Сказанное Волком про Юлю глубоко врезалось в память, и долго потом не мог уснуть. В литературном сценарии не было такого образа, и, наверное, именно это смутило, когда впервые заглянул в текст. Говорил сценаристу, что хочется еще чего-то и чтоб это было не пустой болтовней, возможно, поэтому и рылся в некоторых эпизодах, хотя знал про себя — лишнее. «Вот что не заметил этот парень», — подумал он. И в который раз убедил себя, что нет никакой или почти никакой пользы от этих сценаристов, которые получают гонорар не меньше режиссерского. В таких случаях не хотелось гнать коварную мысль, что между автором и редактором попахивает чем-то неладным — то ли дележом гонорара, то ли еще чем.
И клялся, что с сегодняшнего дня сам будет писать сценарий или, если не осилит, то и не позволит сценаристу шагу в сторону, не то что до съемки последнего кадра и до монтажа, а до тех пор, пока не засветится экран зрительного зала.
Из-за этих мыслей не сомкнул глаз до утра. А когда солнце выпрыгнуло из моря, набросил купальный халат и побежал плескаться в воде. Не мог себе простить, что так и не вздремнул, — его ждал напряженный рабочий день, надо быть свежим. И зарекся больше не объедаться по вечерам, не выпивать за раз бутылку рислинга и еще половинку после ужина. И на сценариста хватит пенять. Важно то, что для себя «распутал узел», что фильм захватил уже полностью, а этого достаточно — работал, не жалея себя, когда дело увлекало.
Плюхнулся в воду. В одиночку не решался проплыть и до пирса — если вода доходила до подбородка, со страху цепенел и не мог даже вскрикнуть.

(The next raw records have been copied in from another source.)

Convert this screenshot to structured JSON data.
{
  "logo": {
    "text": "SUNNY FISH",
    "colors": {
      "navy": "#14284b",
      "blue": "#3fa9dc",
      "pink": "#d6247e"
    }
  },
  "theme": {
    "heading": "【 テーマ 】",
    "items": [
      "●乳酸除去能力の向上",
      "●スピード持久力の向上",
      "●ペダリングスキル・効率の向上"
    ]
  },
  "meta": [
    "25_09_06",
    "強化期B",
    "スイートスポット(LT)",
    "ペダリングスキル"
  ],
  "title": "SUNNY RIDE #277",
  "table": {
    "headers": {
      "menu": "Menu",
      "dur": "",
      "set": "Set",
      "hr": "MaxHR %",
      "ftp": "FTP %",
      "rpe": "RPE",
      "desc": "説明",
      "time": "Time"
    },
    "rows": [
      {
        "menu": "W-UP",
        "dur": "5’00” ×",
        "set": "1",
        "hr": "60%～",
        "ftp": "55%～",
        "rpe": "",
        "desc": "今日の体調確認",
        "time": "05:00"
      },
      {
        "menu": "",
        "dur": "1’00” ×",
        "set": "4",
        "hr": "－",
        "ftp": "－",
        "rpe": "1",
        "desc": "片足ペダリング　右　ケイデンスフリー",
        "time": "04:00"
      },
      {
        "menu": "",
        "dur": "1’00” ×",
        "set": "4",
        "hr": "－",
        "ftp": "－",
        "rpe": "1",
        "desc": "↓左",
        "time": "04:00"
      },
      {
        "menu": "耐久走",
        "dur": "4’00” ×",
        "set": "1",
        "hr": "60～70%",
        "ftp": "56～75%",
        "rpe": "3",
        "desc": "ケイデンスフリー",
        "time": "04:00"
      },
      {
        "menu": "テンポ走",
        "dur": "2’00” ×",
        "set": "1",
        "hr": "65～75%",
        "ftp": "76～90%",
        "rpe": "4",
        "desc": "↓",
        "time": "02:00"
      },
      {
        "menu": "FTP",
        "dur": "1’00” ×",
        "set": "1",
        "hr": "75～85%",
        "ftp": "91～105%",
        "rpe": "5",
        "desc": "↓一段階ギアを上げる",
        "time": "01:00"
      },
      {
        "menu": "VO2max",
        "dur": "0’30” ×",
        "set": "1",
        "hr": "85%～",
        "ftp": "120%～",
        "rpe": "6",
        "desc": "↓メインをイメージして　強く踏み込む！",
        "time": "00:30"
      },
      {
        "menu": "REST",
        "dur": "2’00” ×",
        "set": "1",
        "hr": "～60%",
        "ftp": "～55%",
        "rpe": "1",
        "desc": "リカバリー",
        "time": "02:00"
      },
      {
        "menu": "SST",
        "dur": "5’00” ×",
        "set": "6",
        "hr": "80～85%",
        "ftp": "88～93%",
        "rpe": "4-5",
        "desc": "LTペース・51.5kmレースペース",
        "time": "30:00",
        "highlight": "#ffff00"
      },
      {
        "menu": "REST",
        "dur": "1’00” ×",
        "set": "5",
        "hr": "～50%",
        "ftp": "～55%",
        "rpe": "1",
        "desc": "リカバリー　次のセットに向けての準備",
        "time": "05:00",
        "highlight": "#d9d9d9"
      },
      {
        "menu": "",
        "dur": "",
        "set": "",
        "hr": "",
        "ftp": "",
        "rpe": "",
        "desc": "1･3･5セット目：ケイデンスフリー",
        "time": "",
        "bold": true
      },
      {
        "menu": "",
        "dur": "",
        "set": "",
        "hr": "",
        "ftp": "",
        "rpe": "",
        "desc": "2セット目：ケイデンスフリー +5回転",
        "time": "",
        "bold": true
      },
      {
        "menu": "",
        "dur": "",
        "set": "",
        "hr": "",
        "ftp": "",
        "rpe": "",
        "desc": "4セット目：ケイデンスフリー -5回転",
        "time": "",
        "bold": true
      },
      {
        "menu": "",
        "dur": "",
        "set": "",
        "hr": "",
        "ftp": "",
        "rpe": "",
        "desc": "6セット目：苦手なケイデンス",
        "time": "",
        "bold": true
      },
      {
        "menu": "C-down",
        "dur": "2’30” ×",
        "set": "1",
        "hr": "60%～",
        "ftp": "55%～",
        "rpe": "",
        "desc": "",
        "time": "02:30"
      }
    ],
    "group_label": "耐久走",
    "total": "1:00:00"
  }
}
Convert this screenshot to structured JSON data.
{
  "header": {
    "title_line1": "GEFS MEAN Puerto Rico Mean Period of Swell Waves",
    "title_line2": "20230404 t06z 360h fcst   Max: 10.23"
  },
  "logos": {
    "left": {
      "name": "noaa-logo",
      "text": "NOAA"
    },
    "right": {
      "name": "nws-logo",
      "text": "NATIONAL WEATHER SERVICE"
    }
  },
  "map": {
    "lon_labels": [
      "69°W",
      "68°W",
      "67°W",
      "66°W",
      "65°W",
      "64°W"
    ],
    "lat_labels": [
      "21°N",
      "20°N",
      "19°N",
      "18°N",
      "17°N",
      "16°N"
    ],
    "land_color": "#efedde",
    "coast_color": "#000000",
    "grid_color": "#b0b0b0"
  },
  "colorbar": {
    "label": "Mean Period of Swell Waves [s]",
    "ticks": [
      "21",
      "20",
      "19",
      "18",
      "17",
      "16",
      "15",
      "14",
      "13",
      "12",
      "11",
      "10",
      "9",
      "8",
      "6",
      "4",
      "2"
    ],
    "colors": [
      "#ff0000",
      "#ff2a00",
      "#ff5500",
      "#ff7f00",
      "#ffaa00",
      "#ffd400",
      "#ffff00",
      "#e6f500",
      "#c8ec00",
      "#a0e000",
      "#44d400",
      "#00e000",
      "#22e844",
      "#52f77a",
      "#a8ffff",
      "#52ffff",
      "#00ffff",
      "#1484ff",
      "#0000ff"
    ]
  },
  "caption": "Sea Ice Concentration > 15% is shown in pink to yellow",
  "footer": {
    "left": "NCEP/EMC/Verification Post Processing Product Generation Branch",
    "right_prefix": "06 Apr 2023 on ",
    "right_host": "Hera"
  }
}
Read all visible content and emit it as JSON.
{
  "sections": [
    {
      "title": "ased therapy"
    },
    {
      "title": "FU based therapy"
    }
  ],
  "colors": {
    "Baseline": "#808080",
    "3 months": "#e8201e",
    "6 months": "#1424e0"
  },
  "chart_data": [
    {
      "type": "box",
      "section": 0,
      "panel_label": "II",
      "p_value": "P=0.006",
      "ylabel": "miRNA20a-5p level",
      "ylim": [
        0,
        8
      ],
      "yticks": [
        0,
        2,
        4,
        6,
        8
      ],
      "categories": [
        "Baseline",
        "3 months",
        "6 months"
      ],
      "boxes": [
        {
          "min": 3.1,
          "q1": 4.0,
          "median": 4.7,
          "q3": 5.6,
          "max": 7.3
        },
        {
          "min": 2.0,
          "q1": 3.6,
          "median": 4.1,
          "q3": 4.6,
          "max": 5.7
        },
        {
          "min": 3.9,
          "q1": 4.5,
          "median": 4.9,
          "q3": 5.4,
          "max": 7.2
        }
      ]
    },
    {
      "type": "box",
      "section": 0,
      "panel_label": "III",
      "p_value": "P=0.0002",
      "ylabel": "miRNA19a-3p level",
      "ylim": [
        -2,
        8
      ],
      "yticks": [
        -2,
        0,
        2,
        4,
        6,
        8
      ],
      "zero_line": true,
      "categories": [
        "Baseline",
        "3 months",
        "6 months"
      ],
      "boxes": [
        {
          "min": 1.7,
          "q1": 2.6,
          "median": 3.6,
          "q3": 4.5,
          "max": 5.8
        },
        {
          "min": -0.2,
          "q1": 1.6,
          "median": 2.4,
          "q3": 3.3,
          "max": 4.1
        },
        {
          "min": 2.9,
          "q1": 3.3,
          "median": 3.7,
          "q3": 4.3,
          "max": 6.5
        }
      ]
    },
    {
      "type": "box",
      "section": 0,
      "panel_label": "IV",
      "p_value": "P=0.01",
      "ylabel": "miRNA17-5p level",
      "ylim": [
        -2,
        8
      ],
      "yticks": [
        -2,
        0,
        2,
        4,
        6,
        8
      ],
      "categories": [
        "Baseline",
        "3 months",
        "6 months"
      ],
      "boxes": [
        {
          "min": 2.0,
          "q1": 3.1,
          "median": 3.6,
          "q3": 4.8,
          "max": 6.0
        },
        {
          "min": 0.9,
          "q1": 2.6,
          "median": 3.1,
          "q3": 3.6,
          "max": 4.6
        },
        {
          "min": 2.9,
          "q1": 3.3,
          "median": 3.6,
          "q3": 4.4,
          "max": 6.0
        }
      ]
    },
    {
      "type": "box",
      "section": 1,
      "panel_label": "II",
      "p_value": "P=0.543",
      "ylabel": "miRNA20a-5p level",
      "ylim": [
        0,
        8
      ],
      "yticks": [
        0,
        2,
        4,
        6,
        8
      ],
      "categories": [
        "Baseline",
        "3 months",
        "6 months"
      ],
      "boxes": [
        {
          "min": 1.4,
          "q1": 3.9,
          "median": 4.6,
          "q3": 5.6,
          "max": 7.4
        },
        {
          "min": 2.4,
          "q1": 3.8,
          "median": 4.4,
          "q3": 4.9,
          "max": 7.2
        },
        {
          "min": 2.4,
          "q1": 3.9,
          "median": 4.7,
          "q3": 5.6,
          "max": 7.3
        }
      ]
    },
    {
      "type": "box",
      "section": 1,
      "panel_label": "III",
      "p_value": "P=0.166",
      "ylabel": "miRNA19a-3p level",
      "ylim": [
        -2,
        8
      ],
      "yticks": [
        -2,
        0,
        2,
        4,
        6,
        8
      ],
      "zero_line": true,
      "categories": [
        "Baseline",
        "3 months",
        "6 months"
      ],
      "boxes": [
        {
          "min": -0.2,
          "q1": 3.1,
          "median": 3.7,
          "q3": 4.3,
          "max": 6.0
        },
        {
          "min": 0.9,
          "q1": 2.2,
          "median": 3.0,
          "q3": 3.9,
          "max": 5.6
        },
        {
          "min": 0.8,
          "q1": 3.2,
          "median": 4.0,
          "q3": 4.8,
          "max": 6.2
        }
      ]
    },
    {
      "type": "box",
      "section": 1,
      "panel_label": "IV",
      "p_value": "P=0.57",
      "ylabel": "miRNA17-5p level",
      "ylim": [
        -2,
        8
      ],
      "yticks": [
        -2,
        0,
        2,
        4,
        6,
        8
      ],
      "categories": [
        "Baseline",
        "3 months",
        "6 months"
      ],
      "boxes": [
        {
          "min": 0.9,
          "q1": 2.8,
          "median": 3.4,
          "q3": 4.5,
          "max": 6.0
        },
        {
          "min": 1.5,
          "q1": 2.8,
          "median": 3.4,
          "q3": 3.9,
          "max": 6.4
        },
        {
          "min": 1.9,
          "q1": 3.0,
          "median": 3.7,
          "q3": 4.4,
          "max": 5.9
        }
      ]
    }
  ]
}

Улегся на мели и начал бить воду широкими ступнями. Волк сказал бы хорошие слова о его ступнях: с правильным ударом они могли бы сделать его неплохим пловцом. Только тело тяжеловато от жира. Поторчать бы ему в соленой воде подольше — снова подтянется, как оператор в кожаном пиджаке. Так сказал бы ему Волк, который за всю жизнь не перевалил за шестьдесят девять килограммов.
Бултыхался в прохладной воде, дышал йодистыми испарениями и чувствовал себя как никогда бодрым и работоспособным, забыл и про свои дурные мысли, и про тело, набухшее от регулярного увлечения едой и рислингом.
Юля отличалась от всех девушек, которых пригласили для эпизодов. У матросика Николы хороший вкус. Кроме женственности, она отличалась необычной сосредоточенностью, которую режиссер не хотел принимать за позу. Юля, думал он, подошла бы каждому режиссеру, который коснется темы моря. А когда она появится на экране, курносенькие помрут с зависти. Своей первичностью и классической мягкостью форм она окрутила бы многих поклонников «звезд» первой величины, затмила бы и самую дерзкую из них, в этом режиссер не сомневался.
Жаль, что сможет использовать ее так мало — поплакался Кожаному и впервые почувствовал зависть к режиссерам с художественной студии, которые могли бы сделать исключительный фильм с этаким открытием. А он сможет использовать ее в десяти-двадцати кадрах — и все, и никогда больше. Так оно и есть — это конец всему. Он не может дальше ни предложить ей какую-нибудь роль, ни утвердить ее в той среде, ничего, абсолютно ничего, даже если лопнет от бессилия.